La situation causée par l'épidémie de coronavirus a de lourdes conséquences sur de nombreux secteurs, dont celui de la danse. Toni, chorégraphe, dirige un centre artistique. Comme des milliers de Belges, il ne peut plus exercer son métier. Une épreuve difficile qu'il nous raconte.

Toni Naso est le fondateur et directeur artistique de Wizart, une jeune asbl qui crée des shows et des clips de danse. Ce projet ambitieux rassemble 40 danseurs amateurs. Mais depuis le début de l'épidémie de coronavirus en Belgique, le centre artistique n'a quasiment rien produit à cause des mesures sanitaires. "La crise sanitaire lui fait de plus en plus de mal financièrement et émotionnellement", nous dit Mégane, une amie de Toni, via le bouton orange Alertez-nous. Nous avons donc contacté l'artiste pour en savoir plus. 
© Toni Naso

L'homme de 36 ans, passionné de danse, a lancé son concept il y a 1 an et demi. Wizart est né à Braine-le-Château, seulement 6 mois avant que l'épidémie ne frappe la Belgique. Toni nous confie que les débuts s'étaient bien passés.
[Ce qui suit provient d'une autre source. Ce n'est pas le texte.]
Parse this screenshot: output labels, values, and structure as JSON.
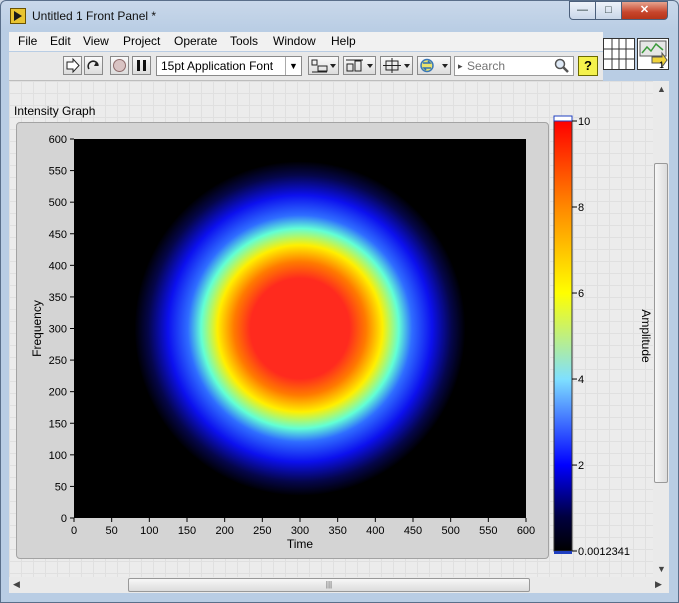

La jeune asbl avait réalisé 8 clips et 2 shows. "Mais Covid a débarqué et Covid a tout chamboulé", lance son fondateur dépité. "Depuis plusieurs mois, on n'a rien pu faire", poursuit-il la gorge nouée.

L'habitant de Forest s'est battu durant des années pour réaliser son rêve. C'est donc le coeur serré qu'il a dû arrêter son projet en mai 2020. Le centre a pu rouvrir en été, suite à un assouplissement des mesures, mais de nouvelles restrictions liées à l'épidémie l'ont forcé à fermer ses portes à nouveau. Une situation insoutenable pour Toni.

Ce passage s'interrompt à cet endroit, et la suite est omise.